The good thing about befriending someone that works for a game company is that it just proves to me how lucky I am there’s no such thing as a door-to-door videogame salesman. Every time I hang out with Atlus employees, for example, I ultimately end up buying an Atlus game as a result. Sometimes it’s simply demoing a game for me, sometimes it’s as extreme as coming to my house and walking me to a Gamestop to pick up a recent release, but the result is always the same: more money into Atlus’ pockets. Case-in-point: during my most recent visit to Southern California, I was literally driven to a Best Buy and told we weren’t leaving until I bought Dokapon Kingdom. Talk about customer “service”.
The good news, though, is that Dokapon Kingdom is actually pretty fun! I hadn’t heard of it until the day I bought it, so in case you’re unaware: Dokapon Kingdom is essentially Mario Party, but without minigames and an RPG thrown in for good measure. Utilizing the one-on-one duels in Suikoden with special abilities thrown in, you fight enemies and friends to gain levels, save towns, and explore the world. The twist is that the ultimate goal isn’t to save the world; oh no, it’s far more devious than that. The main objective is to be stronger than your friends, so that you can defeat them in battle and then humiliate them, with everything from ugly haircuts to (my personal favorite) changing their name to whatever you want.
[[image: ar_120208_dokapon_01.jpg:There are a lot of, er, interesting characters in the Kingdom:center:0]]

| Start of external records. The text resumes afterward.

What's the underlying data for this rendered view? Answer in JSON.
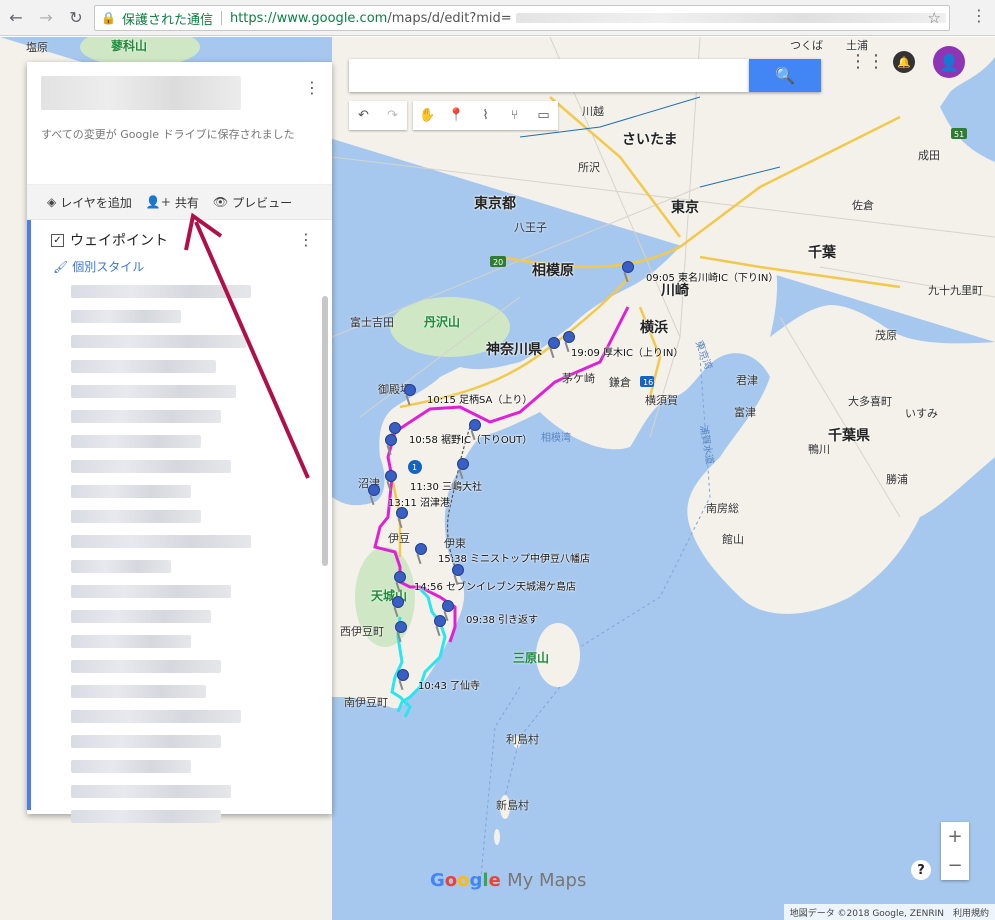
{
  "browser": {
    "secure_label": "保護された通信",
    "url_host": "https://www.google.com",
    "url_rest": "/maps/d/edit?mid="
  },
  "panel": {
    "saved_text": "すべての変更が Google ドライブに保存されました",
    "actions": {
      "add_layer": "レイヤを追加",
      "share": "共有",
      "preview": "プレビュー"
    },
    "layer": {
      "name": "ウェイポイント",
      "style_link": "個別スタイル"
    }
  },
  "search": {
    "placeholder": ""
  },
  "map_labels": {
    "cities": [
      {
        "id": "tokyo",
        "text": "東京都"
      },
      {
        "id": "saitama",
        "text": "さいたま"
      },
      {
        "id": "tokyo2",
        "text": "東京"
      },
      {
        "id": "sagamihara",
        "text": "相模原"
      },
      {
        "id": "kawasaki",
        "text": "川崎"
      },
      {
        "id": "yokohama",
        "text": "横浜"
      },
      {
        "id": "kanagawa",
        "text": "神奈川県"
      },
      {
        "id": "chiba",
        "text": "千葉"
      },
      {
        "id": "chibaken",
        "text": "千葉県"
      }
    ],
    "towns": [
      {
        "id": "shiobara",
        "text": "塩原"
      },
      {
        "id": "kawagoe",
        "text": "川越"
      },
      {
        "id": "tokorozawa",
        "text": "所沢"
      },
      {
        "id": "hachioji",
        "text": "八王子"
      },
      {
        "id": "kamakura",
        "text": "鎌倉"
      },
      {
        "id": "chigasaki",
        "text": "茅ケ崎"
      },
      {
        "id": "yokosuka",
        "text": "横須賀"
      },
      {
        "id": "kisarazu",
        "text": "君津"
      },
      {
        "id": "futtsu",
        "text": "富津"
      },
      {
        "id": "kamogawa",
        "text": "鴨川"
      },
      {
        "id": "tateyama",
        "text": "館山"
      },
      {
        "id": "minamiboso",
        "text": "南房総"
      },
      {
        "id": "katsuura",
        "text": "勝浦"
      },
      {
        "id": "mobara",
        "text": "茂原"
      },
      {
        "id": "ito",
        "text": "伊東"
      },
      {
        "id": "izu",
        "text": "伊豆"
      },
      {
        "id": "numazu",
        "text": "沼津"
      },
      {
        "id": "gotemba",
        "text": "御殿場"
      },
      {
        "id": "minamiizu",
        "text": "南伊豆町"
      },
      {
        "id": "nishiizu",
        "text": "西伊豆町"
      },
      {
        "id": "toshima",
        "text": "利島村"
      },
      {
        "id": "niijima",
        "text": "新島村"
      },
      {
        "id": "fujiyoshida",
        "text": "富士吉田"
      },
      {
        "id": "narita",
        "text": "成田"
      },
      {
        "id": "sakura",
        "text": "佐倉"
      },
      {
        "id": "kujukuri",
        "text": "九十九里町"
      },
      {
        "id": "isumi",
        "text": "いすみ"
      },
      {
        "id": "otaki",
        "text": "大多喜町"
      },
      {
        "id": "tsukuba",
        "text": "つくば"
      },
      {
        "id": "tsuchiura",
        "text": "土浦"
      }
    ],
    "mountains": [
      {
        "id": "tanzawa",
        "text": "丹沢山"
      },
      {
        "id": "amagi",
        "text": "天城山"
      },
      {
        "id": "miharayama",
        "text": "三原山"
      },
      {
        "id": "sanmoku",
        "text": "蓼科山"
      }
    ],
    "seas": [
      {
        "id": "sagamiwan",
        "text": "相模湾"
      },
      {
        "id": "uraga",
        "text": "浦賀水道"
      },
      {
        "id": "tokyowan",
        "text": "東京湾"
      }
    ],
    "waypoints": [
      {
        "id": "wp1",
        "text": "09:05 東名川崎IC（下りIN）"
      },
      {
        "id": "wp2",
        "text": "19:09 厚木IC（上りIN）"
      },
      {
        "id": "wp3",
        "text": "10:15 足柄SA（上り）"
      },
      {
        "id": "wp4",
        "text": "10:58 裾野IC（下りOUT）"
      },
      {
        "id": "wp5",
        "text": "11:30 三嶋大社"
      },
      {
        "id": "wp6",
        "text": "13:11 沼津港"
      },
      {
        "id": "wp7",
        "text": "15:38 ミニストップ中伊豆八幡店"
      },
      {
        "id": "wp8",
        "text": "14:56 セブンイレブン天城湯ケ島店"
      },
      {
        "id": "wp9",
        "text": "09:38 引き返す"
      },
      {
        "id": "wp10",
        "text": "10:43 了仙寺"
      }
    ]
  },
  "logo": {
    "google": "Google",
    "mymaps": "My Maps"
  },
  "attribution": "地図データ ©2018 Google, ZENRIN　利用規約",
  "colors": {
    "route_magenta": "#e020d8",
    "route_cyan": "#27e6f0",
    "pin": "#3a5fc4",
    "arrow": "#b0104a",
    "search_btn": "#4285f4"
  }
}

As with other boardgame, uh, games, Dokapon Kingdom isn’t much fun as a single player experience, but that does tend to create a sort of meta challenge: how do you take full advantage of the game’s best feature and stick them with a name that would make your mom blush, without risking pissing off the only friends you somehow convinced to overlook the art style and play with you? It would be an interesting social experiment to track someone’s behavior in this game versus the exact same game if it had online multiplayer and see if the owner is more inclined to be a jerk if he wasn’t afraid no one would play with him. As it stands, it probably says something about humanity that this isn’t an issue at all; who doesn’t love embarrassing their friends?
Wait. First they force me to buy the game, and now I’m unintentionally shilling for it? Something’s definitely wrong with this picture.